Delta gentled the mixture. Yes, it would take a little longer for her to be born, but the near full-term baby could use some hardening off, and so could Lindy for that matter. And more practically, they needed time to take care of their extraterrestrial problem. Their terrestrial ones would have to wait.
The three of them gathered at the pyramid. Lindy didn’t look down again, but she rested her hand on the foggy peak. “So, what’s the plan?”
“Kill the invaders,” Cosmo said.
She rolled her eyes to Delta. “So, what’s the plan?”
“We go to the Intergalactic Dating Agency post in Sunset Falls, just a few hours from here. Even though the outpost was shuttered after the scandal with the stolen Earther brides, they’ll still have the infrastructure for defense and communications. We’ll summon the local security contingent and let them know about the unauthorized incursion.”
Cosmo scowled. “When I said kill the invaders, I meant we would kill the invaders,” he clarified. “We don’t need a dating agency, and we definitely don’t need a transgalactic security force who didn’t even notice the problem. We are the CWBOIs.”
Clenching his jaw, Delta countered, “Mach will agree with me. It’s the only way to make sure Lun-mei and Lindy are safe.”
Lindy shook her head. “But if there’s a chance they might try to take the baby if they realize she’s part shroud, then Cosmo is right. This is something we have to do on our own.” She curled her fingers over his forearm. “It’s Amber’s daughter. I can’t let anything happen to her. Or you.” Abruptly, she pulled back.
His nanites were all but gone, his programming in shambles. The true key to activate him was lost, maybe forever. And yet he felt every part of himself ratchet wider to expand the scope of his service beyond her, to her gone wife and soon-to-be daughter, to Sasha, Taylor, and Roxi serving at her ranch.

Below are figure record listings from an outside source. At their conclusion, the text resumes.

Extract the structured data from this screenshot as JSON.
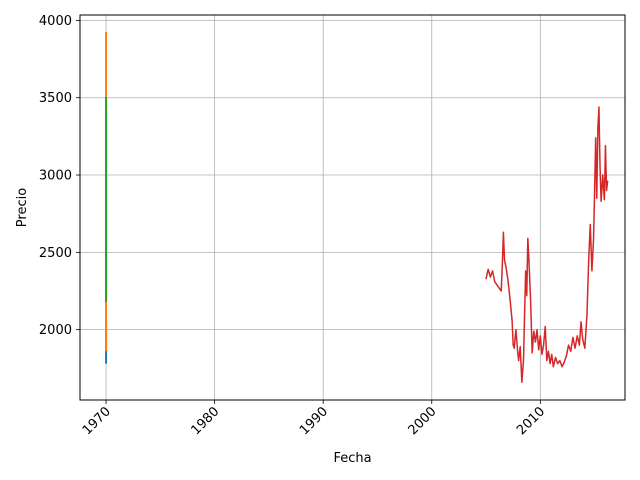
{
  "chart_data": {
    "type": "line",
    "title": "",
    "xlabel": "Fecha",
    "ylabel": "Precio",
    "xlim": [
      1967.6,
      2017.8
    ],
    "ylim": [
      1545,
      4035
    ],
    "xticks": [
      1970,
      1980,
      1990,
      2000,
      2010
    ],
    "yticks": [
      2000,
      2500,
      3000,
      3500,
      4000
    ],
    "grid": true,
    "legend": "none",
    "series": [
      {
        "color": "#1f77b4",
        "points": [
          [
            1970.0,
            1780
          ],
          [
            1970.0,
            1850
          ],
          [
            1970.0,
            1820
          ],
          [
            1970.0,
            2050
          ],
          [
            1970.0,
            1880
          ],
          [
            1970.0,
            1950
          ]
        ]
      },
      {
        "color": "#ff7f0e",
        "points": [
          [
            1970.0,
            1860
          ],
          [
            1970.0,
            2300
          ],
          [
            1970.0,
            2600
          ],
          [
            1970.0,
            3100
          ],
          [
            1970.0,
            3550
          ],
          [
            1970.0,
            3920
          ],
          [
            1970.0,
            3400
          ],
          [
            1970.0,
            2500
          ]
        ]
      },
      {
        "color": "#2ca02c",
        "points": [
          [
            1970.0,
            2180
          ],
          [
            1970.0,
            2400
          ],
          [
            1970.0,
            2700
          ],
          [
            1970.0,
            3000
          ],
          [
            1970.0,
            3300
          ],
          [
            1970.0,
            3500
          ],
          [
            1970.0,
            2900
          ],
          [
            1970.0,
            2300
          ]
        ]
      },
      {
        "color": "#d62728",
        "points": [
          [
            2005.0,
            2330
          ],
          [
            2005.2,
            2390
          ],
          [
            2005.4,
            2340
          ],
          [
            2005.6,
            2380
          ],
          [
            2005.8,
            2310
          ],
          [
            2006.0,
            2290
          ],
          [
            2006.2,
            2270
          ],
          [
            2006.4,
            2250
          ],
          [
            2006.5,
            2420
          ],
          [
            2006.6,
            2630
          ],
          [
            2006.7,
            2450
          ],
          [
            2006.85,
            2400
          ],
          [
            2007.0,
            2330
          ],
          [
            2007.1,
            2270
          ],
          [
            2007.25,
            2170
          ],
          [
            2007.4,
            2060
          ],
          [
            2007.5,
            1900
          ],
          [
            2007.6,
            1880
          ],
          [
            2007.75,
            2000
          ],
          [
            2007.9,
            1870
          ],
          [
            2008.0,
            1800
          ],
          [
            2008.15,
            1890
          ],
          [
            2008.3,
            1660
          ],
          [
            2008.45,
            1800
          ],
          [
            2008.55,
            2100
          ],
          [
            2008.65,
            2380
          ],
          [
            2008.75,
            2220
          ],
          [
            2008.85,
            2590
          ],
          [
            2008.95,
            2450
          ],
          [
            2009.1,
            2200
          ],
          [
            2009.25,
            1850
          ],
          [
            2009.4,
            1990
          ],
          [
            2009.55,
            1920
          ],
          [
            2009.7,
            2000
          ],
          [
            2009.85,
            1870
          ],
          [
            2010.0,
            1960
          ],
          [
            2010.15,
            1840
          ],
          [
            2010.3,
            1900
          ],
          [
            2010.45,
            2020
          ],
          [
            2010.6,
            1800
          ],
          [
            2010.75,
            1860
          ],
          [
            2010.9,
            1780
          ],
          [
            2011.05,
            1840
          ],
          [
            2011.2,
            1760
          ],
          [
            2011.4,
            1820
          ],
          [
            2011.6,
            1780
          ],
          [
            2011.8,
            1800
          ],
          [
            2012.0,
            1760
          ],
          [
            2012.2,
            1790
          ],
          [
            2012.4,
            1830
          ],
          [
            2012.6,
            1900
          ],
          [
            2012.8,
            1860
          ],
          [
            2013.0,
            1950
          ],
          [
            2013.2,
            1880
          ],
          [
            2013.4,
            1960
          ],
          [
            2013.6,
            1900
          ],
          [
            2013.75,
            2050
          ],
          [
            2013.9,
            1940
          ],
          [
            2014.1,
            1880
          ],
          [
            2014.3,
            2100
          ],
          [
            2014.45,
            2440
          ],
          [
            2014.6,
            2680
          ],
          [
            2014.75,
            2380
          ],
          [
            2014.9,
            2580
          ],
          [
            2015.0,
            2900
          ],
          [
            2015.1,
            3240
          ],
          [
            2015.2,
            2850
          ],
          [
            2015.3,
            3300
          ],
          [
            2015.4,
            3440
          ],
          [
            2015.5,
            3050
          ],
          [
            2015.6,
            2830
          ],
          [
            2015.75,
            3000
          ],
          [
            2015.9,
            2840
          ],
          [
            2016.0,
            3190
          ],
          [
            2016.1,
            2900
          ],
          [
            2016.2,
            2960
          ]
        ]
      }
    ]
  }
}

All of that was beyond him, more than his lesser skills could reasonably defend, but he wouldn’t let that stop him.
He let out a sharp breath. “We need to get back to the Fallen A and warn Mach. The ship will have a search grid set up from where they took my nanite cloud, and they might feel bold enough in this remote area to leave sensors to keep watch behind them. But they’ll also need to keep a low profile to avoid detection by closed-world planetary services. We need to avoid them and keep them away from any innocents.”

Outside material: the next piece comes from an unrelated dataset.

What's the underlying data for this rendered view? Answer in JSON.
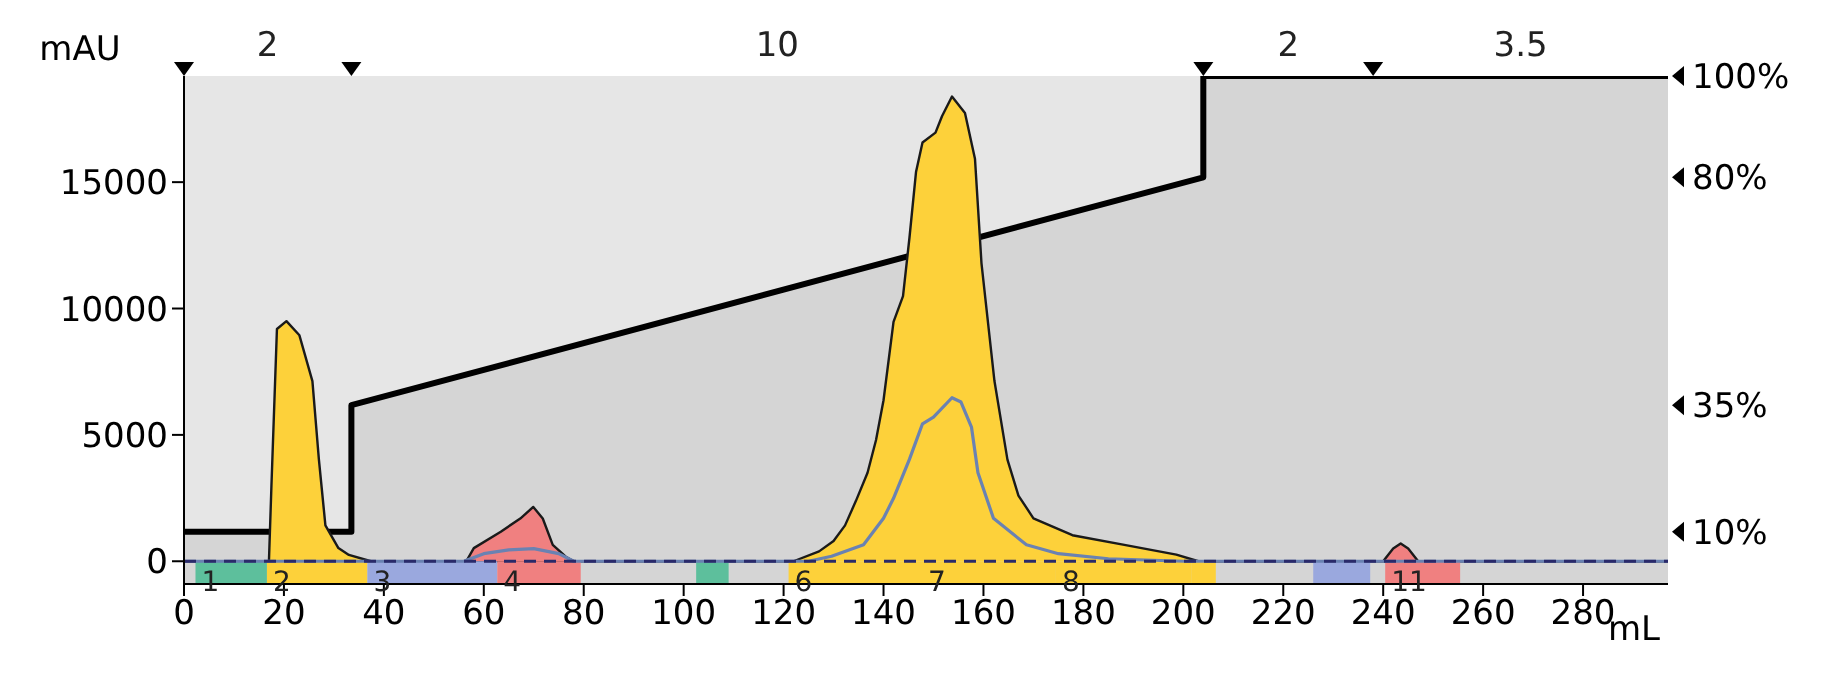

Cosmo grumbled something under his breath but subsided when Lindy slashed a glare his way.
Delta went on. “We need to bring the ship down. We’re lucky they are scavengers and not security, or we’d be worse off. But if any of the crew leave this place, they’ll take word with them that we still exist, unclaimed as far as they know. We’re worth too much and we’re considered too dangerous to leave alone.”

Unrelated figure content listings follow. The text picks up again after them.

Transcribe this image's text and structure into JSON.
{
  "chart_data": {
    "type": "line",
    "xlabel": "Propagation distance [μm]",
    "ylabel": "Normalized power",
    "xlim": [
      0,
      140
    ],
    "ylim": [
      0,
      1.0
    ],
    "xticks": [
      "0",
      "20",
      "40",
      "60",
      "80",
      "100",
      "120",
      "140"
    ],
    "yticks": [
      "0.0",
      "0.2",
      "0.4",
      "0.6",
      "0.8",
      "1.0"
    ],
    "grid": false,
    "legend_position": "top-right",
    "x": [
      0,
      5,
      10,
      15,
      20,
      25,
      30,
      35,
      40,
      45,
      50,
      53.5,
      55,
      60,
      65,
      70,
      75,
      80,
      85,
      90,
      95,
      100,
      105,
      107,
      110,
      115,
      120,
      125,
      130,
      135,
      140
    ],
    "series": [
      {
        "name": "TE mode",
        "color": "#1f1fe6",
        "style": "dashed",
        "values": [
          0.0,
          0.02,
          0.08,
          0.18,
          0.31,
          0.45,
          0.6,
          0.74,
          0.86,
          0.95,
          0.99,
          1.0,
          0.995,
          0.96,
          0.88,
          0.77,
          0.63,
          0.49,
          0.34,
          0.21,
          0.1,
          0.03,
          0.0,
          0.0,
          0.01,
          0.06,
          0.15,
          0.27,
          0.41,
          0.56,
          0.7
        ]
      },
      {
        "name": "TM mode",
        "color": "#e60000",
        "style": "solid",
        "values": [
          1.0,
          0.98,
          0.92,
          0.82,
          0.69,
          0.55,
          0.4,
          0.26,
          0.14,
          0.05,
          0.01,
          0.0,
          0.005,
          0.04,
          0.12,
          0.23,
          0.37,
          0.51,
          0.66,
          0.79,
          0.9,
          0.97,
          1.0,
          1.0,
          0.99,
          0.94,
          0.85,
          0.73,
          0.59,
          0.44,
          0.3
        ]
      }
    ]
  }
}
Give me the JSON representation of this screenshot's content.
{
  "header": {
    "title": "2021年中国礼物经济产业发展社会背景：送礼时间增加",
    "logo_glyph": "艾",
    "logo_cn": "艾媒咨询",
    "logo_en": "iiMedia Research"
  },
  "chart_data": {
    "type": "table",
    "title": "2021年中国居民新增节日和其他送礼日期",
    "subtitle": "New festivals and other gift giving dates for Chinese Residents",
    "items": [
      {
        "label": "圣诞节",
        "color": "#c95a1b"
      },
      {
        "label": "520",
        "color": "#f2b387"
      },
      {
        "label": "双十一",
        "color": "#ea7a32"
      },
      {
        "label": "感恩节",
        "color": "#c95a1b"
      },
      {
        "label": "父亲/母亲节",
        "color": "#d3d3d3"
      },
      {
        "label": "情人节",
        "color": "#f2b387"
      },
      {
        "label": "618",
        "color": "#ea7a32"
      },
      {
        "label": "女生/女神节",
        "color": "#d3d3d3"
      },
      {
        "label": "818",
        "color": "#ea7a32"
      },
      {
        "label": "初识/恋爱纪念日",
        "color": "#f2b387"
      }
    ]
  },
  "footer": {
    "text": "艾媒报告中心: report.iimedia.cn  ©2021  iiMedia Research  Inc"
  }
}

Lindy straightened beside him, her shoulder bumping his arm. “You’re not alone. You have me and the doc.”
“Not much of an army,” Cosmo muttered. “Even with the yurk. Not even if we count the baby.”
“Which we aren’t,” Lindy snapped.
“Should’ve pushed the growth factor harder,” the Omega sighed.
Before Lindy could start the war right here, Delta led them out of the cavern.
He didn’t want to count their army or their chances, not if they were being led by a Delta.